- Born: Zimbabwe
- Education: New York Film Academy
- Occupations: Actress; filmmaker;
- Years active: 2008-present

= Memry Savanhu =

Zimbabwe-born Nollywood actress, filmmaker and entrepreneur

Memry Savanhu is a Zimbabwean Nollywood actress and filmmaker. She made her debut with Distance Between (2008), and had starred in One Fine Day, On Bended Knees and '76. She is the founder of Memkay Productions, a film production outfit.

==Life and education==
In an interview with the Nigerian Guardian Newspaper Savanhu stated she was born in Zimbabwe and revealed that she is of Zezuru ethnicity. She studied drama in London and at the New York Film Academy in Abu Dhabi, UAE studied filmmaking.

==Career==
Savanhu had her earliest film production directed by Izu Ojukwu titled, Distance Between, in 2008 featuring Rita Dominic, Mercy Johnson, Kalu Ikeagwu and Yemi Blaq. Among her subsequent notable productions are One Fine Day, Cougars Reloaded, Catwalq and On Bended Knees. She was featured as "Eunice" in Izu Ojukwu's 2016 historical war drama, '76. Also featured were: Rita Dominic, Ramsey Nouah, Chidi Mokeme, Ibinabo Fiberesima and Daniel K. Daniel. The film had its premiere in Nigeria on November 3, 2016.

In 2014, she was nominated in the "Best Actor UK Female" category of the global Zulu African Academy Awards (ZAFAA), held in London, UK for her role in the film, Maria's Vision.

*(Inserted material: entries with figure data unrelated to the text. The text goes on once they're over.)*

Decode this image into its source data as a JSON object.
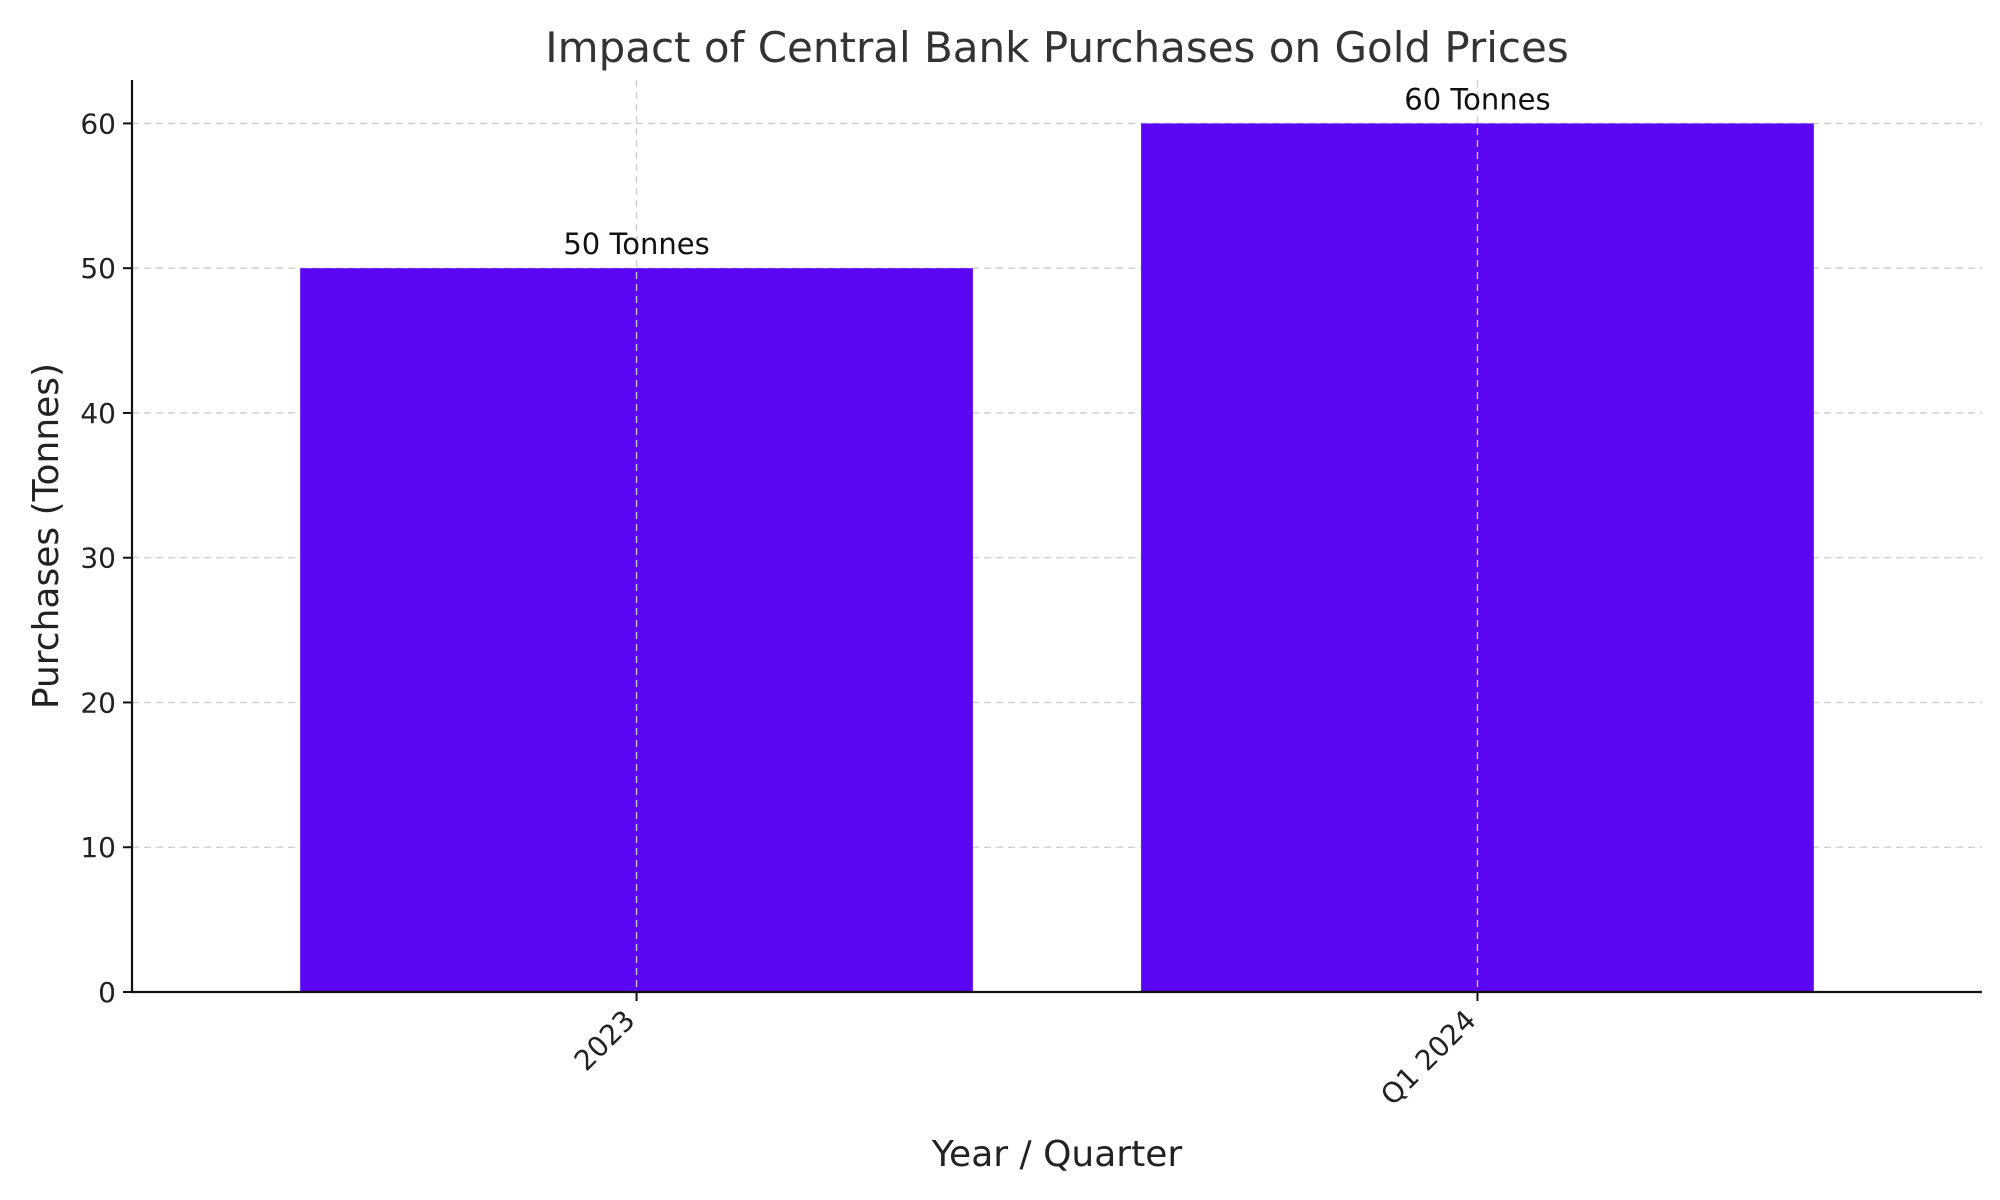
{
  "chart_data": {
    "type": "bar",
    "title": "Impact of Central Bank Purchases on Gold Prices",
    "xlabel": "Year / Quarter",
    "ylabel": "Purchases (Tonnes)",
    "categories": [
      "2023",
      "Q1 2024"
    ],
    "values": [
      50,
      60
    ],
    "data_labels": [
      "50 Tonnes",
      "60 Tonnes"
    ],
    "ylim": [
      0,
      63
    ],
    "yticks": [
      0,
      10,
      20,
      30,
      40,
      50,
      60
    ],
    "grid": true,
    "bar_color": "#5b06f5",
    "xtick_rotation": "45 degrees"
  }
}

In 2015, she was nominated for the Zimbabwe International Women's Awards (ZIWA) held in Birmingham, UK in October of that year as reported by The Herald of Zimbabwe. This award is for her contribution to the Nollywood, according to Youth Village.

==Filmatography==
===Film===

| Year | Film | Role | Notes | Ref. |
|---|---|---|---|---|
| 2016 | '76 | Actress (Eunice) | Drama, Romance |  |
| 2015 | One Fine Day | Actress | Drama, Romance |  |
| 2014 | Maria's Vision | Actress (Maria) | Romance, Drama |  |
| 2013 | On Bended Knees | Actress | Drama |  |
| 2009 | Nnenda | Actress | Drama |  |
| 2008 | Distance Between | Producer | Romance, Drama |  |

===Television series===

| Year | Film | Role | Notes | Ref. |
|---|---|---|---|---|
| 2012 - | Catwalq (also Lagos Catwalk) | Actress | TV series, Soap opera, Drama |  |

==Accolades==

| Year | Event | Prize | Recipient | Result |
|---|---|---|---|---|
| 2015 | ZIWA | Nollywood contribution | Herself | Nominated |
| 2014 | ZAFAA | Best Actor UK Female | Herself | Nominated |

==Personal life==
Pulse Nigeria gathered that Savanhu is divorced and has two children.